Ma sono tutte e due tuoi? Mi chiede una ragazza.
Sì.
E li tieni in casa? Mi chiede il tizio seduto.
Sì.
Certo che a Torino siete proprio bastardi.
Mi metto a ridere.
Ridono anche loro.
Scusa, non lo stare a sentire, mi dice uno dei tre in piedi.
Certo che se li porti in giro alle sette di mattina sei una brava persona.
Beh, grazie. Dico ancora ridendo.
Li saluto e raggiungo i giardini reali. Slego i cani che cominciano a rincorrersi, un tizio con due barboncini al guinzaglio è a circa venti metri. I suoi cani cominciano ad abbaiare, lui dà uno strattone ai guinzagli e urla:
Che cazzo abbai, eh? Che cazzo abbai? Ti devo dare un pugno in testa?!

In fondo il ragazzo non ha torto: a Torino ci sono un po’ di bastardi in giro.

Riesco a stare poco più di una mezz’ora, è tempo di andare a lavoro, riporto i cuccioli a casa. In via Rossini sul muro dell’Istituto tecnico Avogadro c’è la targa dedicata a Adriano Ferrero, studente.

Zona 652, Lungo Dora Napoli, c.so Vercelli, c.so Giulio Cesare, C.so Novara.
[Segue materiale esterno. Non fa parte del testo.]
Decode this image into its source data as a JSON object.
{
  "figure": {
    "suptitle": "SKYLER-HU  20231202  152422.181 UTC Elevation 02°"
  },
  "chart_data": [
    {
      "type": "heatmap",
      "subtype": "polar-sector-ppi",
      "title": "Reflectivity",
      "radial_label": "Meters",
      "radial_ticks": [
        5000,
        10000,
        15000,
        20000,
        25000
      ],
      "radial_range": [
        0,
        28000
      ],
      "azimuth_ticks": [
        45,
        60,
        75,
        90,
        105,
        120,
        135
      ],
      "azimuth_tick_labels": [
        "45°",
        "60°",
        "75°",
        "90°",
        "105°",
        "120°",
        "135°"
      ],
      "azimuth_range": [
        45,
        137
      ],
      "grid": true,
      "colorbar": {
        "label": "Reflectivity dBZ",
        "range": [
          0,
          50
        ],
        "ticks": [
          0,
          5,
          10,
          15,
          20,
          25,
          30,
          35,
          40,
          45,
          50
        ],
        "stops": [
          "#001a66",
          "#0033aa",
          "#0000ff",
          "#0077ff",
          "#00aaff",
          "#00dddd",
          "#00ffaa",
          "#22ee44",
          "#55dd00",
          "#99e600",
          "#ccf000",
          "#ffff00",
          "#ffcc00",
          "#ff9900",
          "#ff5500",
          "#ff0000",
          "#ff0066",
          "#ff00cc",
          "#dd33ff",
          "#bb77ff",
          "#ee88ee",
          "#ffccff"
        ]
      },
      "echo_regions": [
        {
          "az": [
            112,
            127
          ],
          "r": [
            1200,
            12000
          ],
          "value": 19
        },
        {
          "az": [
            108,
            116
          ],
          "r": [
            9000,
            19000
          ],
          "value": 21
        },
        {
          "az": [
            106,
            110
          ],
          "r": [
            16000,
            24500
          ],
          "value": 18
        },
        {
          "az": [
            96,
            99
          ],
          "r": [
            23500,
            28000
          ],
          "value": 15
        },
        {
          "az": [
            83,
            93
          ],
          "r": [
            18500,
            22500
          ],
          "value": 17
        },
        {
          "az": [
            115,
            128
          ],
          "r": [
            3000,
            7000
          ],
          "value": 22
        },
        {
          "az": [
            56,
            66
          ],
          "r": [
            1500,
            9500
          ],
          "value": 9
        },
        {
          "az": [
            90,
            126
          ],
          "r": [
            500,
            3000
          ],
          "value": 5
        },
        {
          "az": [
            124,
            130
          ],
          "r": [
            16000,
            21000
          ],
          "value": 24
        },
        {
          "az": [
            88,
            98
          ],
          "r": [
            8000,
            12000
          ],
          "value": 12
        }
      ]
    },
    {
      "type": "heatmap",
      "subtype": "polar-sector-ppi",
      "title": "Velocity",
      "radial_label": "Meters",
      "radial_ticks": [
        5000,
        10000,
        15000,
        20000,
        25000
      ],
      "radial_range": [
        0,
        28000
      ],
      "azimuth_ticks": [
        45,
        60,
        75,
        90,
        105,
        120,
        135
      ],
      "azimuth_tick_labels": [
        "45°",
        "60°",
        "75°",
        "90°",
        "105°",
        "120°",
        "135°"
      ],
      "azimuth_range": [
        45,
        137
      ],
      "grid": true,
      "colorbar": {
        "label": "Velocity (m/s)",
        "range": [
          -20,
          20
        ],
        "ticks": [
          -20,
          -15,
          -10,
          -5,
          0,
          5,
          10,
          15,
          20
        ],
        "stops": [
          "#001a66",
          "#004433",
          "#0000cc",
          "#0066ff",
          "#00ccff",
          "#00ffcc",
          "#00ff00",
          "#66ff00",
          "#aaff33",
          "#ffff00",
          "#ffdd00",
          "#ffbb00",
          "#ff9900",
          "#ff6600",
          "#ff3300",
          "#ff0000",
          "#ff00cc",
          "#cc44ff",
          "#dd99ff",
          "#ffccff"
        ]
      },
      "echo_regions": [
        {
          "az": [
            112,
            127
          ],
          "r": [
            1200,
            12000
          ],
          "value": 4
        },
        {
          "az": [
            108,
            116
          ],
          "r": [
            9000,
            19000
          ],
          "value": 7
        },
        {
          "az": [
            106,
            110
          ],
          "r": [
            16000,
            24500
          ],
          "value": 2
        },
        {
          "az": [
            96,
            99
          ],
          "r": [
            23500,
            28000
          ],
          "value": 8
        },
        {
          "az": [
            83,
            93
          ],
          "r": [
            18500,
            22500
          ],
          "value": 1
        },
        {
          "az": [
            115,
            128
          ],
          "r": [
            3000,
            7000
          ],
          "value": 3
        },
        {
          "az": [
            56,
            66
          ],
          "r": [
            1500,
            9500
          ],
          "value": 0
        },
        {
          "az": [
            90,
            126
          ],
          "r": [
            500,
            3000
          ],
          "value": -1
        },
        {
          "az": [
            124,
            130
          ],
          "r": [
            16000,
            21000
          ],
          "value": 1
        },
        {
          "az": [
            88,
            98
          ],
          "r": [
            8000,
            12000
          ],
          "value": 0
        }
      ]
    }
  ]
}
E sì che è aumentata l’acqua, mi dice.
Ma fanno bene se aumenta, che c’è troppo consumo, che è più preziosa del pane, l’acqua. Bestie che non sono altro.
Mi dà le spalle e traffica intorno alla serratura della cantina. Apre la porta, si fa da parte e mi dice:
La chiuda la cantina dopo, forte, mi raccomando. Non quando è dentro però, se no non esce. Che abbiamo rotto la chiave dentro, se no entrano i cazzo di drogati di merda.

Ricordo che da bambino mi dicevano di non accettare le caramelle dagli sconosciuti, potevano essere drogate. Mi chiedevo come facessero i grandi a sapere che c’era la droga nelle caramelle. Le avranno provate, mi dicevo. E che succede quando si prova?
A scuola ci dicevano che i drogati erano malati.
Chiedevo: malato come?
Le risposte non erano convincenti.

Mio padre gestiva una sala biliardo, era al primo piano di un vecchia casa nel centro del paese, tre sale enormi nella mia memoria. Ricordo che c’era il biliardo per gli adulti nella prima grande sala, nella seconda sala c’era una carambola e addossati ai muri c’erano un flipper e alcuni videogiochi. La terza faceva da deposito. Erano grandi i videogiochi all’epoca, enormi. Ci si entrava dentro ed eri investito dai riflessi dello schermo.
Io e mio fratello entravamo di corsa nella prima sala, con la testa bassa così da stare sotto la spessa nube di fumo. Alcuni secondi di apnea e arrivavamo alla carambola che i ragazzi più grandi ci lasciavano usare volentieri. Ci prendevano in giro, a me e mio fratello, perché eravamo piccoli e dovevamo usare le sedie per poter tirare con la stecca. Giocavano sempre almeno un po’ con noi, quando erano lì da papà. E sapevamo di poterli trovare quasi tutti i giorni dopo la scuola. Poi iniziarono a venire sempre meno spesso, restavano in piazza a passeggiare e non venivano più su. Ci salutavano da lontano, ogni tanto giocavano ancora, ma a un certo punto smisero del tutto. Ricordo che in estate continuavano a tenersi addosso le maglie di lana. Alcuni tizi, sottovoce nella sala biliardo, dicevano che erano diventati dei drogati, che si stavano rovinando. Qualcuno di loro adesso non c’è più. Io li ricordo tutti e alla storia delle caramelle non ho mai creduto.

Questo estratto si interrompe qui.